Important and must see monuments include Bratislava Castle, St. Martin's Cathedral, the Old Town hall and the Presidential Palace to name a few. It has a variety of museums such as the Municipal Museum, Natural Sciences Museum and the Museum of Wine Production. They all contain a wealth of knowledge.
As with many Eastern European cities, Bratislava has seen rapid changes since the end of Communist rule. The drab preconceptions of a Communist town no longer hold true and there has been a renaissance of building activity.
Emphasis has been on restoring many of the historical buildings and monuments to their former glory. New architecture is replacing the often mono-builds, typical of the communist era. The city is continually moving forward and new buildings and industries continue to grow.
Bratislava regularly attracts international festivals and exhibitions such as the Bratislava Music Festival and Bratislava Jazz Days. It offers a variety of accommodation to suite backpackers to those wanting five star luxury hotels. There is an array of local and international food and the nightlife is alive and well.

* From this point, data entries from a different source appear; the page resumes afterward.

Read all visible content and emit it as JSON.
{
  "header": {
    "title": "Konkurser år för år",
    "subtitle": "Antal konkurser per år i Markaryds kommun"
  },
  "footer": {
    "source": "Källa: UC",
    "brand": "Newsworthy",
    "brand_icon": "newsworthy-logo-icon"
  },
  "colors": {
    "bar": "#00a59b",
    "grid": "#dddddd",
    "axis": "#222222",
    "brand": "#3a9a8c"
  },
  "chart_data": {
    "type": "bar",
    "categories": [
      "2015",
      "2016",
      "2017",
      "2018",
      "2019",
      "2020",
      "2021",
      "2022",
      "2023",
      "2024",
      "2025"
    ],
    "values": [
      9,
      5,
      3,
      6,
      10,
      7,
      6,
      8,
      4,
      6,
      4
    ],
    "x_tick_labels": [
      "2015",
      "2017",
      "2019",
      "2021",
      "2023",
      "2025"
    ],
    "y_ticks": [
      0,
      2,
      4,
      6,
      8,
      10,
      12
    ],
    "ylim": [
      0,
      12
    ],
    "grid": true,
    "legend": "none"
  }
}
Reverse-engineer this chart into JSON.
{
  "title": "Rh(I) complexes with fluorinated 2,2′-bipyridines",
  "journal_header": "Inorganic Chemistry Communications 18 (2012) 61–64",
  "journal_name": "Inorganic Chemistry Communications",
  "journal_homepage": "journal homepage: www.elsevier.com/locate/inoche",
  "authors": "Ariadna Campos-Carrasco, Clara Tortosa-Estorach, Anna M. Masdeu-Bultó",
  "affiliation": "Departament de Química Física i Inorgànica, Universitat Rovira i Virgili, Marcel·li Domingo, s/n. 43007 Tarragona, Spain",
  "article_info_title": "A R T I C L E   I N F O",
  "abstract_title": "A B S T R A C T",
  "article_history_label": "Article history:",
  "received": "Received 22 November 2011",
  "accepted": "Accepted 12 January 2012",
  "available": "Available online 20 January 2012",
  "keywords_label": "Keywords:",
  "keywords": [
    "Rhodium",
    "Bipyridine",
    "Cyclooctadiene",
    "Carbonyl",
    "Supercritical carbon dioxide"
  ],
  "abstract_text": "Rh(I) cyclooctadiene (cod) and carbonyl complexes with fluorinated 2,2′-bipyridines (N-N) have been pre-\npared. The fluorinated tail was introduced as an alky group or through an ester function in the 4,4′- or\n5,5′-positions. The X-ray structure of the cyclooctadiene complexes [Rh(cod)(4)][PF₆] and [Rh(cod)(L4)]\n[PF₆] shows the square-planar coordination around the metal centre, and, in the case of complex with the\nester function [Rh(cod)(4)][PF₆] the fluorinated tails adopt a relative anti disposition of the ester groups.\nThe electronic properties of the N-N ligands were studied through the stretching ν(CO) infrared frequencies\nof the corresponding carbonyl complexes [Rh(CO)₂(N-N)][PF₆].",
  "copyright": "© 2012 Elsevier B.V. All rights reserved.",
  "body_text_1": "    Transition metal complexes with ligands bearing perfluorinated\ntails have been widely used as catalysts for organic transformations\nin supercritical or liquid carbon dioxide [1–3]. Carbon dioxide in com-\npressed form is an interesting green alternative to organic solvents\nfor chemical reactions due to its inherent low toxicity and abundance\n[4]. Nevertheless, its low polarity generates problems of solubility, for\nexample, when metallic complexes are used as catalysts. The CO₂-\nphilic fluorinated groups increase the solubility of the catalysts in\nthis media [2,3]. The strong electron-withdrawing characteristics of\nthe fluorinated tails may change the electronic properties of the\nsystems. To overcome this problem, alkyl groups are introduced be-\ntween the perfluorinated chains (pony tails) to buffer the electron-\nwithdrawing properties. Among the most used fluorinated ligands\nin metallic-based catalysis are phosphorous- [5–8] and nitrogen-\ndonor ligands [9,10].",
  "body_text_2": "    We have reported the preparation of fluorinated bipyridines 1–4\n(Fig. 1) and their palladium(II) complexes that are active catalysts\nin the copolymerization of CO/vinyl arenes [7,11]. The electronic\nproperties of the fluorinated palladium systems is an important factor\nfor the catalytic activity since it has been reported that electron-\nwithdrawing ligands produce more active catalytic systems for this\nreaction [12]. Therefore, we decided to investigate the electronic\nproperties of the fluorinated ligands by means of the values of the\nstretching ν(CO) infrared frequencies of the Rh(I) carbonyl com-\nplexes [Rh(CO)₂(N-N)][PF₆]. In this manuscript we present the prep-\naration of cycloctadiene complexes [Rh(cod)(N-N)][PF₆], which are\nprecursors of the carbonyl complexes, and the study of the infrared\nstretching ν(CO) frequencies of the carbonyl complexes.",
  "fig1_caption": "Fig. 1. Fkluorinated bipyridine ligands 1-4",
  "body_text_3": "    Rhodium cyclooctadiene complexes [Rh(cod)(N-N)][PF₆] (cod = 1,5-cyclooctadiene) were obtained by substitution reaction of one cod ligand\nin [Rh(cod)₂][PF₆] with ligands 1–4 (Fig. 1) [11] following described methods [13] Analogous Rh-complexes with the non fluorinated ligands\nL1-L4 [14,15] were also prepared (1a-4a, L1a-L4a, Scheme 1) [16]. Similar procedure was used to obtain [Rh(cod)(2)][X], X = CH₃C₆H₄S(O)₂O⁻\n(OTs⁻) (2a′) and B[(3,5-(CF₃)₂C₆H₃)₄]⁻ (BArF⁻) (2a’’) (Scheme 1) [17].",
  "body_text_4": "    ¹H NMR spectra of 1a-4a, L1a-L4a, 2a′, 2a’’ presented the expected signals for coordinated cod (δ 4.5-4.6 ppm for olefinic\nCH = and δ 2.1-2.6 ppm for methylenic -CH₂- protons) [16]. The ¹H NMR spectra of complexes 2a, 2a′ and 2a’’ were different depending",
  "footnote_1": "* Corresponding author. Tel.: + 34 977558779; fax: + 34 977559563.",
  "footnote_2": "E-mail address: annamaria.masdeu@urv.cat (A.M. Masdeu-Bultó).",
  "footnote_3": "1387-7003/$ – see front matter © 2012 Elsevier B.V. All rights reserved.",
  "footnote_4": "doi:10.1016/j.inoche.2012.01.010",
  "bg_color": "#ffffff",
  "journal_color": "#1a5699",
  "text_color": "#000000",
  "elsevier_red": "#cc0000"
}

Bratislava is a friendly city, with a well-defined transport system, including tram lines. It appears to be less crowded than other more popular, well known capital cities but this will probably change a more and more travelers realize its potential.
The city is only 80km away from Vienna by road, which means less that one hour by car. Trains leave every half an hour from Wien Südbahnhof and tickets cost as little as 29 euros. It is also possible to get the bus from Sudtirolerplatz Bus Terminal, although this takes a bit longer than the car or the train (about 1.5 hours).